We’ve received some BrevM gear a couple of weeks ago and we asked our friends at LFGSSon Facebook if they wanted to test a BrevM wheelset. David connected us and Will Melling who kindly shared his opinion on the wheels with us below.
BREV is Italian for patent. Brev Campagnolo as it says on desirable Italian components. Apparently it’s also now Taiwanese for brightly coloured fixie-skidder wheels. The pair I tested were gold. The cuffs don’t quite match the collars; the 40mm deep rims were gold but the solid high flange hubs were more bronze. Maybe that doesn’t matter but then again these are certainly wheels designed to be looked at. If not ridden, as I soon discovered.
The bearings are the traditional (or out-dated depending on how you look at it) cup and cone type. They were not very smooth. Holding the lock nuts as you spin the wheel you can feel the roughness through your fingers. Nothing that a few minutes with the cones spanners would not sort out but then that’s not what you expect with brand new wheels. I fitted a pair of fresh Specialised Armadillos for the test and they went on easily enough. Then I put the wheels on my bike. Or tried to. The front went on no problem but the back one puzzled me. The nuts are those type that are not threaded their entire width and, though I have used 3 different back wheels on my bike with no problem, this time the drive side nut would not go on. There was not enough thread to tighten it up. I was beginning to have some doubts about the BREVs. Putting a spare nut on solved the problem. Not a rare, unusual, hard to find nut, just a bog-standard one.
These wheels are not light. They are hefty. BREV’s publicity suggests that these 36 spoke deep rims are designed to take a beating, to be ridden ‘hard’ (whatever that means. Perhaps it’s a useful excuse if you’re unable to ride well enough to avoid hitting potholes or frequently become so afraid of the traffic you need to hop up on to the pavement). These are tough wheels built to stay true. Which would be more convincing if they were true in the first place but they were not. Riding fixed with just a front brake it took about 200 metres to discover just how badly they were out of whack. Every time you feathered the brake the lever would throb under your fingers as the blocks made and then lost contact with the rim. When it came to stopping the bike juddered horribly. Nothing that a few minutes with a spoke key couldn’t sort out but….

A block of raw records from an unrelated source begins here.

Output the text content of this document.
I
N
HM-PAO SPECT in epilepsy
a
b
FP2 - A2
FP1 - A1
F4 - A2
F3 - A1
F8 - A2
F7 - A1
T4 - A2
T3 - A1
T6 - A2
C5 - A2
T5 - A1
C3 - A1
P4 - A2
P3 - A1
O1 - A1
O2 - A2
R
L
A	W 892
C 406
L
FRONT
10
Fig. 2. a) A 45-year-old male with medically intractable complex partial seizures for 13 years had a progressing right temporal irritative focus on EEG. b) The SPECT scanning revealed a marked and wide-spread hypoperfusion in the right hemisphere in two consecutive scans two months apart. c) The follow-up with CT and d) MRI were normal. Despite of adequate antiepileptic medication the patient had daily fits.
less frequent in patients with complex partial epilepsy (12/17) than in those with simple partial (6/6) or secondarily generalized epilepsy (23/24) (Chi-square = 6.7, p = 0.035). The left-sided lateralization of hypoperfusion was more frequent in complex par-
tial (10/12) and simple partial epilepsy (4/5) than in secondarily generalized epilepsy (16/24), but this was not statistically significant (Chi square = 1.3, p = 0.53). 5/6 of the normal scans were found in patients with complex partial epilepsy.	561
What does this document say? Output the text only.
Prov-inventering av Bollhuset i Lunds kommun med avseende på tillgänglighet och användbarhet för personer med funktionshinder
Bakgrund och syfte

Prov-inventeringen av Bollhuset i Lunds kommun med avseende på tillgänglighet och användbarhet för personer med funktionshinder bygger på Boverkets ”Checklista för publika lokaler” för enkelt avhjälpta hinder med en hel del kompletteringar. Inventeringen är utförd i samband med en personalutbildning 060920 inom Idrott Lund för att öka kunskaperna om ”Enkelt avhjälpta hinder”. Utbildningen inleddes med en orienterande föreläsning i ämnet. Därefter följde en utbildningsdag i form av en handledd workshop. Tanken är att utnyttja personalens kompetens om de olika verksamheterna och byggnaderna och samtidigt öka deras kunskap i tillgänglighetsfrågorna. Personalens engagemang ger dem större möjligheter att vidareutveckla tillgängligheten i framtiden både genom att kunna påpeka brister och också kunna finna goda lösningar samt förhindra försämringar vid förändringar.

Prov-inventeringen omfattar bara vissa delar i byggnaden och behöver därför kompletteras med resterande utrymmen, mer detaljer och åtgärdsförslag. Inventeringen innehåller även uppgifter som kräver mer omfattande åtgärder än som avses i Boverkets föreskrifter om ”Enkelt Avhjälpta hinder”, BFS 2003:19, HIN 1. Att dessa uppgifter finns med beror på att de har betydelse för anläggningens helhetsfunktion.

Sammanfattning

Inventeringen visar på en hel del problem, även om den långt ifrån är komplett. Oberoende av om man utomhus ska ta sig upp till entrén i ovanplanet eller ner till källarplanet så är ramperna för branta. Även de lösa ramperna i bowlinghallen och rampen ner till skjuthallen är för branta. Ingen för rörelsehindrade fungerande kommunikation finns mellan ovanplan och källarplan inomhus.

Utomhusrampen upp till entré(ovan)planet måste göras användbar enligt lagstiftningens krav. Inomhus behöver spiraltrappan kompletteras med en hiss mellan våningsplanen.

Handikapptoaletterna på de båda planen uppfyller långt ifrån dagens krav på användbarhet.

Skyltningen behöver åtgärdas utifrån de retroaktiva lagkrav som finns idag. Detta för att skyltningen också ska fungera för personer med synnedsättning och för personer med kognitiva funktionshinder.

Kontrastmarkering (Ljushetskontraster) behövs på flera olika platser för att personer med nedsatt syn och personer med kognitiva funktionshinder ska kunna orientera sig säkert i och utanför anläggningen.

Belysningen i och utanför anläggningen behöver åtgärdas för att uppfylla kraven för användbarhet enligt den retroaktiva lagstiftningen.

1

The wheels attracted attention. From school children I was teaching, from adults whose bikes I serviced and even from my colleagues. Though to be fair my colleagues are all Cycle Trainers and their usual idea of bling is new bartape on a Trek hybrid. It’s pretty much impossible to avoid the words ‘hipster’ and ‘Shoreditch’ when talking about gold coloured, deep section rims on a fixed geared bike and it seems pretty obvious who these wheels are aimed at. If the target market all own cone spanners, spoke keys and spare track nuts they will be a big success.
The wheels did not get any less true after a few hundred miles of riding them and oddly the back wheel’s bearings got a little smoother. But they are slow to accelerate on; all that rotating mass coupled with the clunky innards made them a drag. I’ve done thousands of miles in London on Mavic Open Pros without them going out of true so my feeling is that the rim is less important than the build; a well built wheel will take anything you can reasonably throw at it and the BREVs were simply not well built.
I thought the gold colour looked ok. It suited my brown Langster, just about. And there are several other colours available. The braking surface is painted though and the paint wore off in less than 10 wet miles one morning which didn’t do a lot for their appearance and their appearance was, by and large, the only thing about them that I had liked.
Possibly I was unlucky to get a pair that had less than smooth bearings, odd nuts and were out of true. But getting a pair that are at least acceptable should not be down to luck.